LeetCode 721 - Accounts Merge

This problem asks us to merge user accounts based on shared email addresses. Each account is represented as a list of strings. The first string is the user's name, and every remaining string is an email address associated with that account.

LeetCode Problem 721

Difficulty: 🟔 Medium
Topics: Array, Hash Table, String, Depth-First Search, Breadth-First Search, Union-Find, Sorting

Solution

Problem Understanding

This problem asks us to merge user accounts based on shared email addresses. Each account is represented as a list of strings. The first string is the user's name, and every remaining string is an email address associated with that account.

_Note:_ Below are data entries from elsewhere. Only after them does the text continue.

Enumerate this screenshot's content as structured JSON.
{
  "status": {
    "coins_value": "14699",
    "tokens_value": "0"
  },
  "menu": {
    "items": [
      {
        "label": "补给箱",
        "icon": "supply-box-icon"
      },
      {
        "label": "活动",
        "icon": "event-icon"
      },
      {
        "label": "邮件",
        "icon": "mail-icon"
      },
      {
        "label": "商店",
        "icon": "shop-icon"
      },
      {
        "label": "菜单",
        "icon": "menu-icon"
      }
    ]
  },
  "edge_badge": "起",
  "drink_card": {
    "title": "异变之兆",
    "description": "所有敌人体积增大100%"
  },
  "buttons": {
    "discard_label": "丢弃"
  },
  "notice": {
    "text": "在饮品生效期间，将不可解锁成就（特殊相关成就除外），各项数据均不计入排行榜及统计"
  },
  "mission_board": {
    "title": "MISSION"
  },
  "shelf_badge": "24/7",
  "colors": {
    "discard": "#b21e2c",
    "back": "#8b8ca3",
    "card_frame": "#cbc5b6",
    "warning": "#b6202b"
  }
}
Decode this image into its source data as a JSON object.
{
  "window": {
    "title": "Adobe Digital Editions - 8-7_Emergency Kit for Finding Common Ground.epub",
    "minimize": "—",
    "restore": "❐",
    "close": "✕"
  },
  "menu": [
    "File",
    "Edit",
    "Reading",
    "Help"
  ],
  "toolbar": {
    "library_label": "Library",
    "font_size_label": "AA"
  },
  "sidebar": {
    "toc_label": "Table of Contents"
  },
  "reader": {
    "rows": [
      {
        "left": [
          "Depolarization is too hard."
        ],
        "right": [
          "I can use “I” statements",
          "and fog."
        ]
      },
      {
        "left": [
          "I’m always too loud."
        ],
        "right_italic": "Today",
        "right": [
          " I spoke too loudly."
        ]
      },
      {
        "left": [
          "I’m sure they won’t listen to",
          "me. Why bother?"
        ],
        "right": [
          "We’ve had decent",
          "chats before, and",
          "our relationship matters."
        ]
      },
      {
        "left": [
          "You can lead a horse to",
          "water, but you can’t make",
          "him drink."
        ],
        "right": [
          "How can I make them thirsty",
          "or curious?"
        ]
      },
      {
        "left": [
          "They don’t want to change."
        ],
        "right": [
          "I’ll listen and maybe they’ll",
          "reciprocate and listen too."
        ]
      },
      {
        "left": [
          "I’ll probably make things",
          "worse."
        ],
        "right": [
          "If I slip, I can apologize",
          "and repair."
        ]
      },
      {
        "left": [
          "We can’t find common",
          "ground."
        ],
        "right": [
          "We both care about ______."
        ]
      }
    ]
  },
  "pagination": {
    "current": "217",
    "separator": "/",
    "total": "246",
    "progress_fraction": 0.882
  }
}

The important detail is that two accounts belong to the same person if they share at least one email address. This relationship is transitive. For example, if Account A shares an email with Account B, and Account B shares an email with Account C, then all three accounts belong to the same person, even if A and C do not directly share an email.

The output should group all connected accounts together. Each merged account must contain:

  1. The person's name
  2. All unique emails belonging to that person
  3. Emails sorted lexicographically

The order of the final merged accounts does not matter.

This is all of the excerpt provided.